Il Medio Credito centrale scrive in una nota: “Questi numeri che crescono giorno per giorno in misura significativa, testimoniano il superamento della fase organizzativa iniziale e il senso di responsabilità del mondo bancario in una fase di straordinario impegno per tutti i lavoratori del settore cui l’Abi rivolge un forte ringraziamento”. Si sono superate, dunque, le iniziali difficoltà logistiche legate alle modalità di richiesta e al carico di lavoro del sistema bancario.

Con il secondo provvedimento la dotazione al Fondo di Garanzia per le Piccole Medie Imprese arriva a 7 miliardi.

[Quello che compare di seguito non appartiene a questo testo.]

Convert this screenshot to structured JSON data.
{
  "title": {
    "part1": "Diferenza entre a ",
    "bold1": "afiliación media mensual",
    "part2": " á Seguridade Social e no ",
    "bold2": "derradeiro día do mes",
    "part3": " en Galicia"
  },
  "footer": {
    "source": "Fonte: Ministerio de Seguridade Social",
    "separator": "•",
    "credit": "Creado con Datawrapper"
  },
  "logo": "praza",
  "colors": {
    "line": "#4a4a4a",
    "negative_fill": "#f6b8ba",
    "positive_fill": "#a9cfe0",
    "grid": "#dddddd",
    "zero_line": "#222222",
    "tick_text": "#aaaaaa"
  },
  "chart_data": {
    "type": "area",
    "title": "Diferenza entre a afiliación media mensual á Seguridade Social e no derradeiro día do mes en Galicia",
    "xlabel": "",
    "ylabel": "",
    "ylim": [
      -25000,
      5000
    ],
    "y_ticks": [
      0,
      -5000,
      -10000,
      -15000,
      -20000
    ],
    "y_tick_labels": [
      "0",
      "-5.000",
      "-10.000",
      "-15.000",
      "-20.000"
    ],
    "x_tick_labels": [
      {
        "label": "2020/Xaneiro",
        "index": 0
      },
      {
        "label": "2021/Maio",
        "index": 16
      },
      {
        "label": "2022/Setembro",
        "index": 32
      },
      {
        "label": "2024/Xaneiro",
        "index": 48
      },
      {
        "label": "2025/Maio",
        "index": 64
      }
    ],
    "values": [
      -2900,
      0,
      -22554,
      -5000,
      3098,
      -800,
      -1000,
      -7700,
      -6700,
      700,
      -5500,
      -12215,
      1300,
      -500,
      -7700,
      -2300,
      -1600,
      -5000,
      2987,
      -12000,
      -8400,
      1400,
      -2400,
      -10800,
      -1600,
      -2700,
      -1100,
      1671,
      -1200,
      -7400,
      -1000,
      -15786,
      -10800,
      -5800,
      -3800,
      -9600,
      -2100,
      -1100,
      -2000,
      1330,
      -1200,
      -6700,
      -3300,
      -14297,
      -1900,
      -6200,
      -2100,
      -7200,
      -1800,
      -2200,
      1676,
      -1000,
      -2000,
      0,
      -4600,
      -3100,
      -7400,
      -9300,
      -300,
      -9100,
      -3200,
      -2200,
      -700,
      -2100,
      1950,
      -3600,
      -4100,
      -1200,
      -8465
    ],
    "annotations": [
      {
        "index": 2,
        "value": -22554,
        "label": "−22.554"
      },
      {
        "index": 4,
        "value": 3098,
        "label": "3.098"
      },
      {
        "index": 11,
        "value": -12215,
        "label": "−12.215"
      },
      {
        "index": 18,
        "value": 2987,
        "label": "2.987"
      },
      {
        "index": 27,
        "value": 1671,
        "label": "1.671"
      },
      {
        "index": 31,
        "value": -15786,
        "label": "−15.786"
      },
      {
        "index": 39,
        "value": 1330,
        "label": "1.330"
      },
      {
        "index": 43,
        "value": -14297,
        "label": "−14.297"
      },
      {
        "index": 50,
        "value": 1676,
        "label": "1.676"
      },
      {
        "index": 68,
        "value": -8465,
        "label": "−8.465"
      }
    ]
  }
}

Questa misura si affianca alle altre misure previste dal Governo per il supporto alle piccole attività, tra queste: la moratoria fino al 30 settembre 2020 per quanto riguarda mutui, finanziamenti, contratti di leasing e altri rapporti di credito con il sistema bancario.

Ricordiamo che chi richiede questo tipo di supporto non ottiene un finanziamento in denaro ma ha la concreta possibilità di ottenere il finanziamento fino a 25.000 € senza l’obbligo di presentare garanzie aggiuntive a tutela.

Un altro aspetto da considerare sono i mancati costi per l’azienda legati alla stipula di fidejussioni e polizze assicurative, spese che in condizioni normali l’azienda dovrebbe sostenere in concomitanza con la richiesta di fondi.

Secondo le ultime rilevazioni, circa il 99% delle imprese che hanno richiesto il finanziamento utilizzano questo strumento lo hanno ottenuto.